All of Statistics
For anyone who wants to learn Statistics and has a maths or physics I highly recommend Larry Wasserman’s All of Statistics . It covers a wide range of statistics with enough mathematical detail to really understand what’s going on, but not so much that the machinery is overwhelming. What I learned reading it really helped me understand statistics well enough to design bespoke statistical experiments and effectively use and implement machine learning models.
As I was working more in analytics I found that I needed to understand more about statistics. People around me were talking about ANOVA and I didn’t know what that meant (was it something to do with linear regression?) I also had a friend recommend me The Elements of Statistical Learning, but I didn’t have enough statistics to get through the first chapter.
After researching online I bought Statistics in a Nutshell. This is a good practical reference, it covers many situations and discusses the techniques to use with worked examples.
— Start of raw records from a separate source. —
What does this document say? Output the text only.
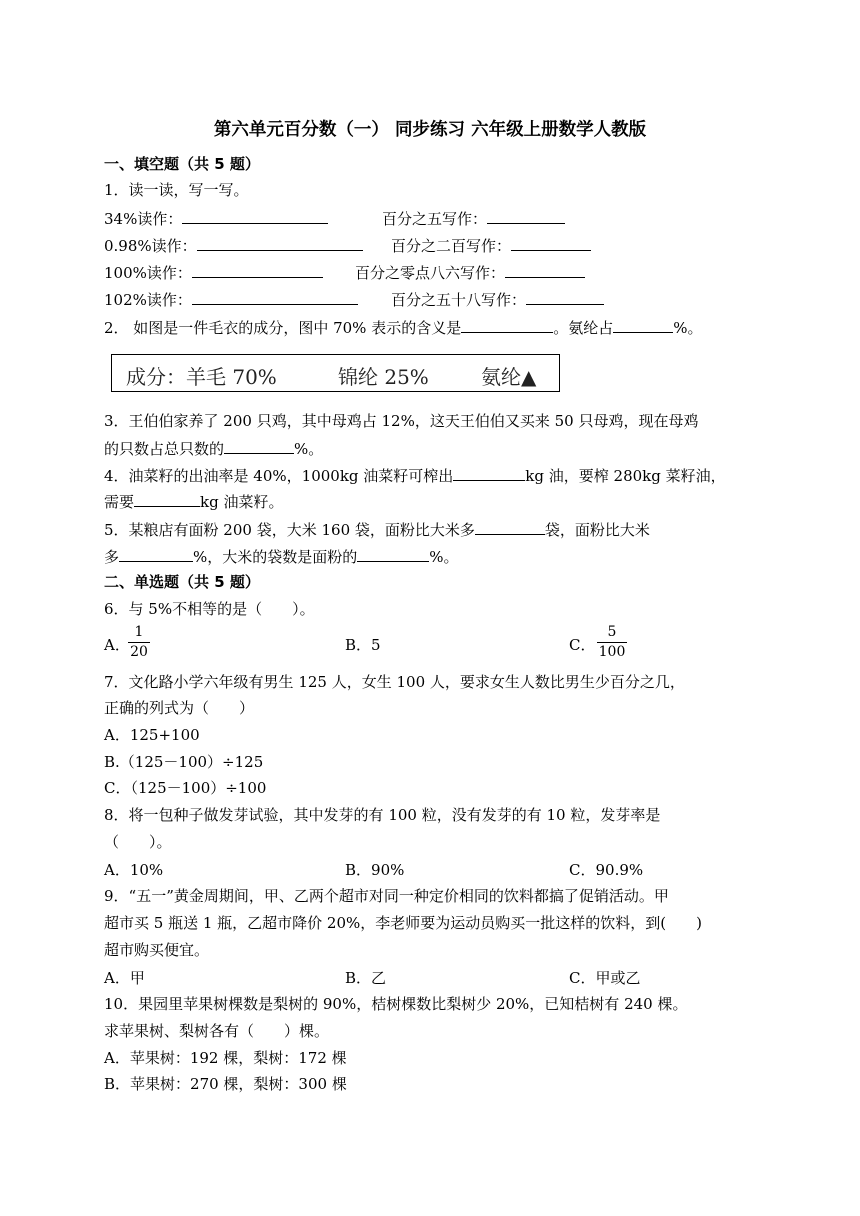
第六单元百分数（一） 同步练习 六年级上册数学人教版
一、填空题（共 5 题）
1．读一读，写一写。
34%读作：	百分之五写作：
0.98%读作：	百分之二百写作：
100%读作：	百分之零点八六写作：
102%读作：	百分之五十八写作：
2． 如图是一件毛衣的成分，图中 70% 表示的含义是	。氨纶占	%。
成分：羊毛 70%	锦纶 25%	氨纶▲
3．王伯伯家养了 200 只鸡，其中母鸡占 12%，这天王伯伯又买来 50 只母鸡，现在母鸡
的只数占总只数的	%。
4．油菜籽的出油率是 40%，1000kg 油菜籽可榨出	kg 油，要榨 280kg 菜籽油，
需要	kg 油菜籽。
5．某粮店有面粉 200 袋，大米 160 袋，面粉比大米多	袋，面粉比大米
多	%，大米的袋数是面粉的	%。
二、单选题（共 5 题）
6．与 5%不相等的是（　　）。
A．
1
20	B．5	C．
5
100
7．文化路小学六年级有男生 125 人，女生 100 人，要求女生人数比男生少百分之几，
正确的列式为（　　）
A．125+100
B.（125－100）÷125
C．（125－100）÷100
8．将一包种子做发芽试验，其中发芽的有 100 粒，没有发芽的有 10 粒，发芽率是
（　　）。
A．10%	B．90%	C．90.9%
9．“五一”黄金周期间，甲、乙两个超市对同一种定价相同的饮料都搞了促销活动。甲
超市买 5 瓶送 1 瓶，乙超市降价 20%，李老师要为运动员购买一批这样的饮料，到(　　)
超市购买便宜。
A．甲	B．乙	C．甲或乙
10．果园里苹果树棵数是梨树的 90%，桔树棵数比梨树少 20%，已知桔树有 240 棵。
求苹果树、梨树各有（　　）棵。
A．苹果树：192 棵，梨树：172 棵
B．苹果树：270 棵，梨树：300 棵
But I felt I got really stuck on why all these different tests existed. It seemed like you needed a reference guide to tell you what tests to perform - but what if you were doing something that wasn’t in the guide.
Then I came across Larry Wasserman’s All of Statistics. I spent about 18 months working through it (on trains, in coffee shops before work and at home in the evenings). I have 4 notebooks working through the exercises and the code exercises. It enabled me to understand how to use different statistical tests, gave me the terminology to read The Elements of Statistical Learning and broadened my statistical horizons.
Here are some highlights of things I have used since reading the book:
- Algebraic tricks for expectations and variances like \(V(X + Y) = V(X) + V(Y) + 2 \rm{Cov}(X, Y)\) (which are helpful when reading books/papers)
- Bootstrap confidence intervals are very powerful for calculating statistics on large datasets where the central limit theorem doesn’t apply
- Maximum Likelihood Estimators as a tool for fitting parametric models
- Hypothesis tests essentially cut a confidence interval; the various statistical tests are (estimates of) confidence intervals for different distributions
- When doing multiple tests you need to adjust your error rate using something like a Bonferroni Correction
- How ggplot’s density plots use Kernel Density Estimation and to always set the bandwidth to
ucv
orSJ
- Implementing tree algorithms and understanding the order of factors of a categorical variable matters
- Learning about bagging and boosting
There’s still a lot of the book I haven’t used much, especially Statistical Decision Theory and Causal Inference, but I got a lot out of working through the book. More importantly it gave me the tools and language to be able to practice statistics and machine learning.